I always wonder how different the Wii U's 3rd party situation would be if they stuck with PPC, but had it match the power of the PS4/XBO anyway. I think the Wii U would be a different system based on that alone, and I wonder if that kind of difference in architecture between the NX and the PS4/XBO would cripple its 3rd party support anyway, or if it would just become a PS3 situation where it got less ports early on, but it still got them and things got better as devs learned the hardware. I think it would be the latter.

And I think that's what we'll see with the NX. Maybe not PPC exactly, but something that can adequately absorb the Wii U's architecture. On par, power wise, with the PS4/XBO, but with a completely different architecture. I'd guess it would be the ARM whatever that people were talking about earlier this year. I think that's enough to make for a very successful hardware set up. As much at people like to rag on the gamepad, I don't think that has anything at all to do with the poor 3rd party support the Wii U got. Ubisoft proves that with the AssCreed games on Wii U. It's not difficult or resource intensive. Just throw the map on there and you're done. Do I don't think the keeping of the second screen will have any, at all, negative effect on the NX's support there.

It's literally just the power and the audience. The power will be simple to achieve. The audience is something Nintendo needs to cultivate with exclusive, preferably 1st party, western oriented software. We'll see on that front as the NX launches. If the NX's proving ground is another ZombiU non-effort, they'll just be shooting themselves in the foot. If they can knock it out of the park with something that's even on Infamous' level, as in a solid B-/C+ game that appeals to a mainstream western audience and shows off the system's technical chops, I think they'll be putting themselves in a very good position.

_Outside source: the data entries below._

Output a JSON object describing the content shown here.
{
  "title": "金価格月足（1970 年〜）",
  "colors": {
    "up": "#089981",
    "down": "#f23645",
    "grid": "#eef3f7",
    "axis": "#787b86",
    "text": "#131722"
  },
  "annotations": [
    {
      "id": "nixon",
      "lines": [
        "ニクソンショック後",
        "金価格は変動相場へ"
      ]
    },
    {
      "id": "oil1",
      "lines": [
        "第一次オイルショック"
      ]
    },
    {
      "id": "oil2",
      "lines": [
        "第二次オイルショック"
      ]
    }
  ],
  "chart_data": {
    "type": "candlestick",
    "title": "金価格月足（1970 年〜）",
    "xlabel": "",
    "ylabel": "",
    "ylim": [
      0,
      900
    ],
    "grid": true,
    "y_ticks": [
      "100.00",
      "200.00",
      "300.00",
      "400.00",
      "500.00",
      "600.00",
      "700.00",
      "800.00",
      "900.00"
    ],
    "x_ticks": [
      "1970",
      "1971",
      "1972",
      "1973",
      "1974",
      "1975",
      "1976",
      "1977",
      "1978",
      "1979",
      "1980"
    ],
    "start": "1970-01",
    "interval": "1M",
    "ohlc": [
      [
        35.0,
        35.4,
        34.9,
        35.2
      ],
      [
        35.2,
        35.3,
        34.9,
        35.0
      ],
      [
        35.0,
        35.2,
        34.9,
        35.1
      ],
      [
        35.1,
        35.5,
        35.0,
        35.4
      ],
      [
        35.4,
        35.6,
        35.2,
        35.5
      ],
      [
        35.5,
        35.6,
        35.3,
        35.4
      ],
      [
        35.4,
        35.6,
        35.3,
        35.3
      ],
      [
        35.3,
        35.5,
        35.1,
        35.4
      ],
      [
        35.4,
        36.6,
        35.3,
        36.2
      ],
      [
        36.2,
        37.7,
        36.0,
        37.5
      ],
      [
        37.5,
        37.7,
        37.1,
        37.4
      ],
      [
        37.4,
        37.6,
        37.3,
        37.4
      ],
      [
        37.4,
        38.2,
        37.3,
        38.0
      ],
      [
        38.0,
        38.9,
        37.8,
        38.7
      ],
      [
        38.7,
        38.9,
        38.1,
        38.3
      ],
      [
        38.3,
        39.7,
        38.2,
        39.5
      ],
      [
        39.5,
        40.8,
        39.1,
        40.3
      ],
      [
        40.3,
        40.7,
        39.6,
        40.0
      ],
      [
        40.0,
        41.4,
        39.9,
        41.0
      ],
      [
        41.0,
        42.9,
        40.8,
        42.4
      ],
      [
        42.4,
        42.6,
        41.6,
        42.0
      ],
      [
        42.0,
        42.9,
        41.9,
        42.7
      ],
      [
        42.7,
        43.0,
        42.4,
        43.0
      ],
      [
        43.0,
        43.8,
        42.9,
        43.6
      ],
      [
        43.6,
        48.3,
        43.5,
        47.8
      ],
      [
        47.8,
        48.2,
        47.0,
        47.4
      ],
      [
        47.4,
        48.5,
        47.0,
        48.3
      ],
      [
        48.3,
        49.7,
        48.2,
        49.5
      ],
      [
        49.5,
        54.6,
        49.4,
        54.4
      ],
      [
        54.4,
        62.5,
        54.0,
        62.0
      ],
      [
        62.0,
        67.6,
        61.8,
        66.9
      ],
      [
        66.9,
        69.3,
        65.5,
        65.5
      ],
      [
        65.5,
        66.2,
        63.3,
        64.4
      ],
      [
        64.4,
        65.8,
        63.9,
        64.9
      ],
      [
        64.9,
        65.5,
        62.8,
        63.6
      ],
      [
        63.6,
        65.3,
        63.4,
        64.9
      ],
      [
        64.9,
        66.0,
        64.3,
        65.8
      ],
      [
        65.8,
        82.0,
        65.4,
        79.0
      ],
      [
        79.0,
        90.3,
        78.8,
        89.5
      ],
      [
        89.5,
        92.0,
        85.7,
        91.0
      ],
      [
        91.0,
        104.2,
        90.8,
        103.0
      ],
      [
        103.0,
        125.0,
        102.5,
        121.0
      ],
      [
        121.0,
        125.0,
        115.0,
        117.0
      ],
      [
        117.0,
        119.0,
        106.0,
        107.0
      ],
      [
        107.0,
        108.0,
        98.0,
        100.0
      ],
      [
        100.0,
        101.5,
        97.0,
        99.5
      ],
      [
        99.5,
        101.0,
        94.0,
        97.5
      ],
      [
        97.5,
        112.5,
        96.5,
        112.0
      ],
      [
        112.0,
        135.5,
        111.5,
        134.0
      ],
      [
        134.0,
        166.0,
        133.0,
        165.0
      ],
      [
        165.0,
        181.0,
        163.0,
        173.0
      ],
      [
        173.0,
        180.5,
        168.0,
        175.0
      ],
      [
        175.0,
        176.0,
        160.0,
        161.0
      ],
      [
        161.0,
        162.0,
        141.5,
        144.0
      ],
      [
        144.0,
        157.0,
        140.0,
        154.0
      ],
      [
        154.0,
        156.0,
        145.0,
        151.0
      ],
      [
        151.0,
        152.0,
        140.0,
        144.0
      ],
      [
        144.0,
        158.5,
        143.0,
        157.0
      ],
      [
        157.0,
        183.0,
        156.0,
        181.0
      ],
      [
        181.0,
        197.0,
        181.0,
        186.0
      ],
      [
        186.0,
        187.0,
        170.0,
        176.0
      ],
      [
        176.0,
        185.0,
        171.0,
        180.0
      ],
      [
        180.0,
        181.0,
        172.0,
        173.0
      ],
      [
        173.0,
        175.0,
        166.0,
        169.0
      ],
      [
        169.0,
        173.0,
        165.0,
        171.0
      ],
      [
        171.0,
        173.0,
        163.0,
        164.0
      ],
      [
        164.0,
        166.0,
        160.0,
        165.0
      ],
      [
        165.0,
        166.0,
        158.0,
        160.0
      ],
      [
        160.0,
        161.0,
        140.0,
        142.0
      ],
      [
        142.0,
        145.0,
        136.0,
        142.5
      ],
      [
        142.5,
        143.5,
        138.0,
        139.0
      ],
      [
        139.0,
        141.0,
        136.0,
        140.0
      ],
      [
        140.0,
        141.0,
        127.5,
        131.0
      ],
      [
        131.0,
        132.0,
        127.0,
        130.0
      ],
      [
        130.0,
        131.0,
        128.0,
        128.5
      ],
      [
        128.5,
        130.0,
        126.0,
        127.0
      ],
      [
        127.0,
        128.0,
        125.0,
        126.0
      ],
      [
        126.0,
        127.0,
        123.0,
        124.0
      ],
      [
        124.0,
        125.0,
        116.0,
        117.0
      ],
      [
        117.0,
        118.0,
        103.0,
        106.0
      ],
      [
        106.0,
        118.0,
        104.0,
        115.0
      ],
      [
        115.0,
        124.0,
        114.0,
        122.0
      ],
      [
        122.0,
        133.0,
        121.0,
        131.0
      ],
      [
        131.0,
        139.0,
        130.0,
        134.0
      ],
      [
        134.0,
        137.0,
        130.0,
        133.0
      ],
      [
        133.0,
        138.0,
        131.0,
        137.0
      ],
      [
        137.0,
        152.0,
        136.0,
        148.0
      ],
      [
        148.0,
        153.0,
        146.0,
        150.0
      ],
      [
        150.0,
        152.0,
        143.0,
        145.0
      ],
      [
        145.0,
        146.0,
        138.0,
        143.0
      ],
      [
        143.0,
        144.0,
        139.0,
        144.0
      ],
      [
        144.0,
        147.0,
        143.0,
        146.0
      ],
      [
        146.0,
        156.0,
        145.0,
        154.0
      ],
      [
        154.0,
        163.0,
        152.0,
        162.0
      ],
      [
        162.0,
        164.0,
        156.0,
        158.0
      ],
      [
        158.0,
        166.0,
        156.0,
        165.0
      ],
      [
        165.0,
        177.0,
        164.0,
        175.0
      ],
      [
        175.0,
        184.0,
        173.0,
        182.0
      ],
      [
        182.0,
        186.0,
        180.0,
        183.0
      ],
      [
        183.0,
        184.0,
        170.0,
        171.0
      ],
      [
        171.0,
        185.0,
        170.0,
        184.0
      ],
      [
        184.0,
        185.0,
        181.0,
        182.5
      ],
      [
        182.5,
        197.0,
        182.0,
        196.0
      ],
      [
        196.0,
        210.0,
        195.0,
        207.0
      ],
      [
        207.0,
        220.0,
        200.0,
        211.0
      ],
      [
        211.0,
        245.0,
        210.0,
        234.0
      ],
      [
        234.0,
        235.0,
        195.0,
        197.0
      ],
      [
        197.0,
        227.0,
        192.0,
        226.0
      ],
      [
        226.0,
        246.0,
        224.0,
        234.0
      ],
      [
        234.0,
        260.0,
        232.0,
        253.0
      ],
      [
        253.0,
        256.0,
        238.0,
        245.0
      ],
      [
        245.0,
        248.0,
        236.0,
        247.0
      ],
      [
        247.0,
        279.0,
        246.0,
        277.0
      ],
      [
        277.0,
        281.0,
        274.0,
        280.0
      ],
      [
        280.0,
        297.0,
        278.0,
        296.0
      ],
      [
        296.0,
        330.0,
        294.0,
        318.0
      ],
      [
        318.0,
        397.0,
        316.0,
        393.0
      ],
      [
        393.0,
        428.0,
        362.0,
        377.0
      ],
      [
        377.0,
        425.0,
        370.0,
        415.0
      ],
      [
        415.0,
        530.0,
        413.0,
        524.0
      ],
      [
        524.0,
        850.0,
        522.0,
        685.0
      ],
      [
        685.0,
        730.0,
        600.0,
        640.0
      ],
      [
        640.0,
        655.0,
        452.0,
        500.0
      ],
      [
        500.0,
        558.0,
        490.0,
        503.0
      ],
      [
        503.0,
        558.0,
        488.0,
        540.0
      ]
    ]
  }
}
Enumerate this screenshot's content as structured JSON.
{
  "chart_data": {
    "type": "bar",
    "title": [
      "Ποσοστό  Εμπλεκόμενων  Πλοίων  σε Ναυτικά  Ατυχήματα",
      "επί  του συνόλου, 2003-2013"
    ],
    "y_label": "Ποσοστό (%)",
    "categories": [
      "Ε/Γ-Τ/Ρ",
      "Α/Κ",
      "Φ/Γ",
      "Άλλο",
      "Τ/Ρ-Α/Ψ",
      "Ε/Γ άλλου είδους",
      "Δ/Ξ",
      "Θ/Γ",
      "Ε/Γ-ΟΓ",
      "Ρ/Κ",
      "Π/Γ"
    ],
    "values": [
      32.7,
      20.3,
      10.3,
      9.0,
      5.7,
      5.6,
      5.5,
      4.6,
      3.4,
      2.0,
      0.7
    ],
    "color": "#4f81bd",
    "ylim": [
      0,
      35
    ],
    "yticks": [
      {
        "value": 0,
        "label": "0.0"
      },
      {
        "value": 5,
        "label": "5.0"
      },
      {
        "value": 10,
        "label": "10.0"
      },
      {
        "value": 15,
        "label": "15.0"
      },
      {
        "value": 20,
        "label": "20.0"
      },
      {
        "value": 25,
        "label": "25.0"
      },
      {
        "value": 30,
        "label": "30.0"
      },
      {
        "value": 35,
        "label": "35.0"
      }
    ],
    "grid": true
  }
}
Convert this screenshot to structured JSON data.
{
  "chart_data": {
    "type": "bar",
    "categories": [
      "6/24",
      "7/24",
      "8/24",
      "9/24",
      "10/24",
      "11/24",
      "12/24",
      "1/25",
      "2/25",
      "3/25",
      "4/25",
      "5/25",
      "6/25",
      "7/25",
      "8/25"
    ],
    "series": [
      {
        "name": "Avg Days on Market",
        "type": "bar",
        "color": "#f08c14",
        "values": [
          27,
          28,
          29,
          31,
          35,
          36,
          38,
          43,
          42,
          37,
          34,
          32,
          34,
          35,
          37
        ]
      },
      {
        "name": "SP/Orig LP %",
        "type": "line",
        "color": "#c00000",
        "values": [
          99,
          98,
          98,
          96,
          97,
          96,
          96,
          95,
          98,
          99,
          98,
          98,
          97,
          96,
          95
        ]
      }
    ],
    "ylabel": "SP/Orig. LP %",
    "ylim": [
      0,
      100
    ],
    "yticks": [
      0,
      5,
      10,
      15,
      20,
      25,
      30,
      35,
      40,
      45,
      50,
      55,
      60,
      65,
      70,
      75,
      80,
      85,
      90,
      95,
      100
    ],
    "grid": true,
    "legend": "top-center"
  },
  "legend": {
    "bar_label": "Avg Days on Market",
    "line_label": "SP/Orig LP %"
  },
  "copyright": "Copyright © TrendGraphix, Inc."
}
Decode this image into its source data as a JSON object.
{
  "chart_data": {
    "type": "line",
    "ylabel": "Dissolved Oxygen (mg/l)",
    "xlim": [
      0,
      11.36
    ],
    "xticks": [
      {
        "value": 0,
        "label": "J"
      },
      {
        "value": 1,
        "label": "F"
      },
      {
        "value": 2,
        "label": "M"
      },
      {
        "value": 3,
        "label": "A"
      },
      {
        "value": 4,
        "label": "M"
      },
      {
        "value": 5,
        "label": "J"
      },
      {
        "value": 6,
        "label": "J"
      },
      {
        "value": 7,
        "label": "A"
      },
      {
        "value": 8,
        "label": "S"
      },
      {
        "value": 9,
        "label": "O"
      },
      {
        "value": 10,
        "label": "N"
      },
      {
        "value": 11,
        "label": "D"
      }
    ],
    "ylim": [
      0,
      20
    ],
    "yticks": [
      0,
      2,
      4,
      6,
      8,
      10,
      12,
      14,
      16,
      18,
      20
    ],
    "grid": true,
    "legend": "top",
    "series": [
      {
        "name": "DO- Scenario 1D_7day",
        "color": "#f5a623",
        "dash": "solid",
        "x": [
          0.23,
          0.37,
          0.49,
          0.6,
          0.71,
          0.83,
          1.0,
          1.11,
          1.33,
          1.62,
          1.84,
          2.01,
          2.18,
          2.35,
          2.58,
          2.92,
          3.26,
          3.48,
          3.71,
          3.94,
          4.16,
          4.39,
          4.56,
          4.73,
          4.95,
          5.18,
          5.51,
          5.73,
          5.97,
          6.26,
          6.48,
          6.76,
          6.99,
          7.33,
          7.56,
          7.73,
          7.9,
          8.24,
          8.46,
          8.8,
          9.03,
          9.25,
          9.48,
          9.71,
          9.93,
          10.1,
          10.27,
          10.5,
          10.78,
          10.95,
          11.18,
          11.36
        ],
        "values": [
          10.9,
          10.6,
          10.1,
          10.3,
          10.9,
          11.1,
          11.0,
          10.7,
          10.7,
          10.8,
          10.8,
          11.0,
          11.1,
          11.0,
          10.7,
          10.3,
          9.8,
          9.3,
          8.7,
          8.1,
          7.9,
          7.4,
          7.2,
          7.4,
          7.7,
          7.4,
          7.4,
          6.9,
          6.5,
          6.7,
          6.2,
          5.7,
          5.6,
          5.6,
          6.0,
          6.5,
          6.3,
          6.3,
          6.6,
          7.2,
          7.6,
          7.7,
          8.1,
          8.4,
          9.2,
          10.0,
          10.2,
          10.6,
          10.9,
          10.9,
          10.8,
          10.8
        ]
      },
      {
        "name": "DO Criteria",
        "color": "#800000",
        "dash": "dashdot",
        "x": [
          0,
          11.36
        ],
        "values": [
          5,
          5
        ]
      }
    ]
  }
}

That's a long reply, but I'll just say this ... I really don't think there is much an apetite within Nintendo to compete directly against Sony/MS. I just don't think they give a fuck to be blunt about it. I think they have internally accepted that Sony and Microsoft are what they are (which is basically the standard console providers) and their role in the industry of today is to be the one that's different. 

I know there is a porition of the Nintendo fanbase that wants to see Nintendo wage all out war head to head with Sony and MS, going tit for tat for third party exclusives, marketing campaigns, first party Hollywood style exclusives, etc. etc. etc.

But I don't think Nintendo themselves is nearly as enthusiastic about that concept as some of their fans are. And maybe they are right, yes from a Nintendo POV it does suck that Sony/MS have basically claimed the core gamer market, but I think a head to head war at this point, where both Sony/MS are so entrenched now, would simply be foolish. 

No one is going to give a crap about a Nintendo console that's only slightly better than the PS4 three years late. They would need a system at bare minimum 3 TFLOPS in horsepower to even really be noticably better on screen, more realistically probably 4 TFLOPS with 16-24GB of RAM. 

The hardware cost for such a system, nevermind the development cost of software simply is well beyond Nintendo's comfort range. I just don't see a path to victory in either of those scenarios. Nintendo will go the low-cost/unified library + gimmick route again. They're basically said so by their own comments.